Only in America do we mark anniversaries of mass shootings and very high profile public shootings like that of Alison Parker and Adam Ward. They have become synonymous with an American gun culture that has evolved over time with deadly consequences. We don’t have to shrug our shoulders and say nothing can be done because….rights. We know that we can not only change our gun laws, but we are changing the conversation and we can change the culture. Most gun owners are with us and agree with our proposals.
As with other public health and safety campaigns, if we change the conversation and the culture, we can save lives by also changing the laws. That is how we got laws requiring seat belts, air bags and other safety features in cars. The result? Reduced deaths and injuries.It is also how we got a massive change in the way we treat tobacco. It’s not OK any more for smokers to smoke inside where non-smokers come to be at risk for health problems.
And it’s not OK for the shootings that take the lives of our loved ones and leave us marking shooting anniversaries to continue without addressing how we can change things to reduce the violence- the deaths- the injuries- the emotional and psychological trauma- the physical after affects of survivors- the cost to our country in the billions- and the pain and the grief.

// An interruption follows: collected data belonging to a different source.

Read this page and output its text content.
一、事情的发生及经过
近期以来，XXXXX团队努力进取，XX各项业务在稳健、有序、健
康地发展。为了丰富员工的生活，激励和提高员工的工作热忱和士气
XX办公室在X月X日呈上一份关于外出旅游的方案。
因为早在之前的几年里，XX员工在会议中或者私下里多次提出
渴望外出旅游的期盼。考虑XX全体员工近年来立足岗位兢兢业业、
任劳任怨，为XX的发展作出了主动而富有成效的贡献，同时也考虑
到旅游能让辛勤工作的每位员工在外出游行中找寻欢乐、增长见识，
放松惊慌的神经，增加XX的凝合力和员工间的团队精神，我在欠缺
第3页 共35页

And while so many are marking anniversaries of shootings, Congress is taking a break from its’ job in the longest recess ever. Why? Good question. But we are not letting them get away with it. Two weeks ago there was a #DisarmHate rally in DC to mark the 2 month anniversary of the Orlando nightclub shooting that took the lives of 49 Americans. And today is the Day of Unity Rally in DC where rally participants will gather at NRA lobbying headquarters in DC to protest that organizations resistance to strong life saving gun laws. We have had activities all over the country to remind Congress members that we expect them to do their jobs and pass life saving measures to keep us safe from the gun violence that is devastating far too many families and communities. While Congress is away, almost 4000 Americans will die from gunshot injuries.
We have had #Enough.
Let’s get to work. Join me and the many people (many of whom are victims and survivors) working on gun safety reform.